A decent guy, and even, if you knew him better, a Christian—sort of. His mother Corinne Mulvaney was a devout churchgoer, at this time a member of the South Lebanon United Methodist congregation. Mule went less and less frequently with her and the others to church services now he was older, but still it rubs off on you. You have to know deep in your heart Do unto others as you would they would do unto you is just plain common sense. So he was beginning to get a little scared. Not seriously scared, but a little. Mixing warm Molson with vodka and whiskey didn’t help. After the big party at the MacIntyres’ (this really cool ranch-style house on the golf course) they’d piled into cars and driven six miles out to the funky County Line Tavern, where there was the possibility, unwarranted as it turned out, of some after-hours drinking, and some “girls.” Then word got out that T-T MacIntyre had picked up Della Rae Duncan, the poor bitch was dumb enough and drunk enough to imagine he “liked” her and wanted to be her “steady.” They were in Jamie Klinger’s van, this gang of guys.
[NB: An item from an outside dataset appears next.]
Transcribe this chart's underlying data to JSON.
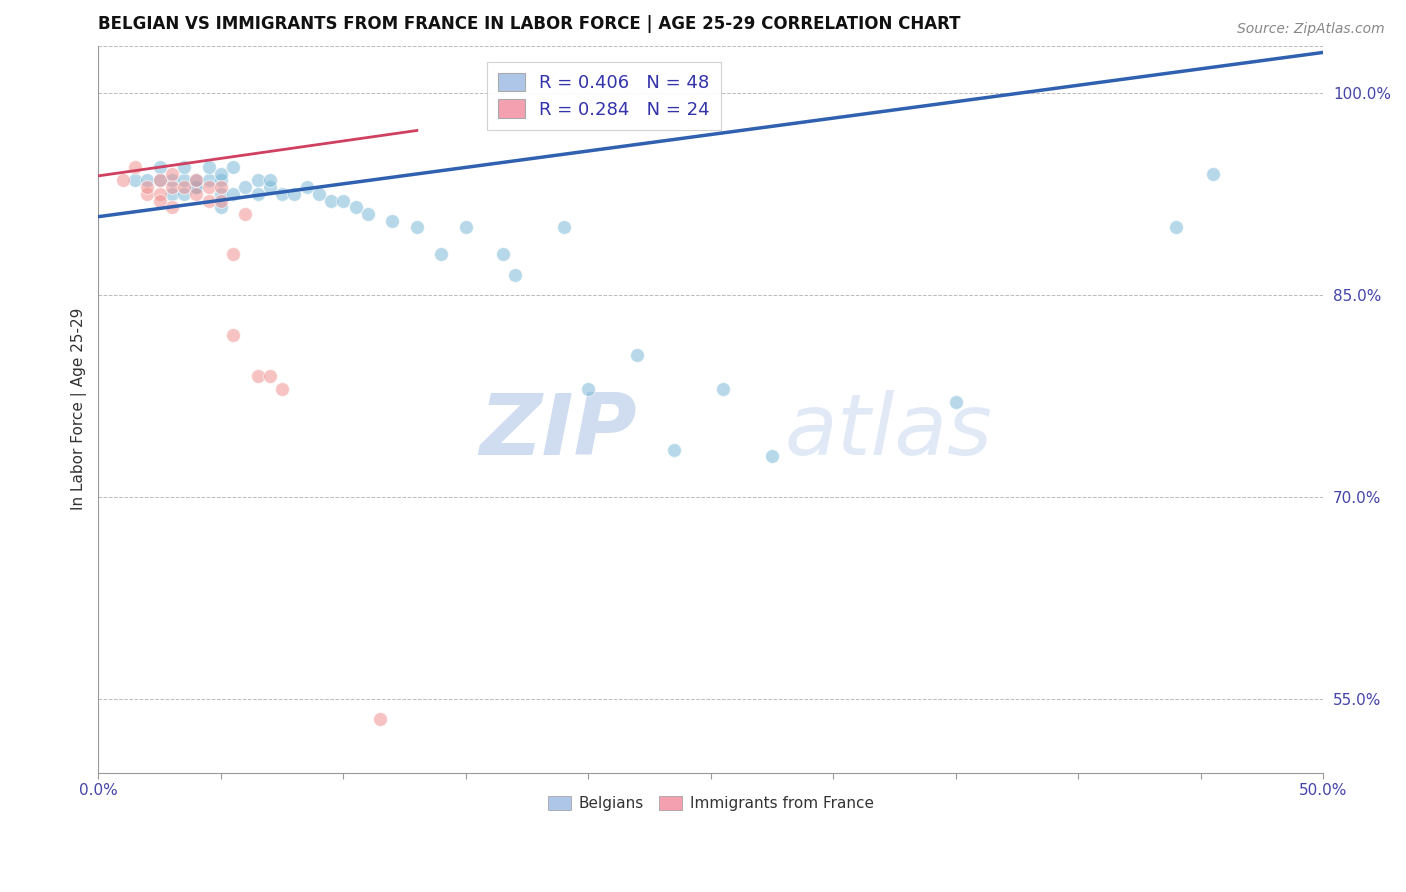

Cruising Route 119 as far south as the river, then turning back to Mt. Ephraim. Cruising Main Street, where (it’s after 2 A.M.) everything is dead—the Majestic, the Checkerboard Diner. Then into the cemetery off Iroquois. Which was where Frankie Kreigner trailed them. Though not turning into the cemetery but circling the block. Mule Mulvaney was saying, “Maybe we should check them out?—they might be hurting her, or something.” Another time he said, like pleading, “Shit, Della Rae, that poor mutt, that’s like shooting fish in a barrel.” The other guys were divided. Maybe yes, maybe no. There was something exciting about this. Knowing Della Rae was putting out for their buddies, or anyway guessing so. Though they didn’t want to investigate, exactly. Della Rae was a pig and she was smashed out of her skull and you didn’t want to think about it, Mule felt blood rush into his cock like a faucet turned on: hot.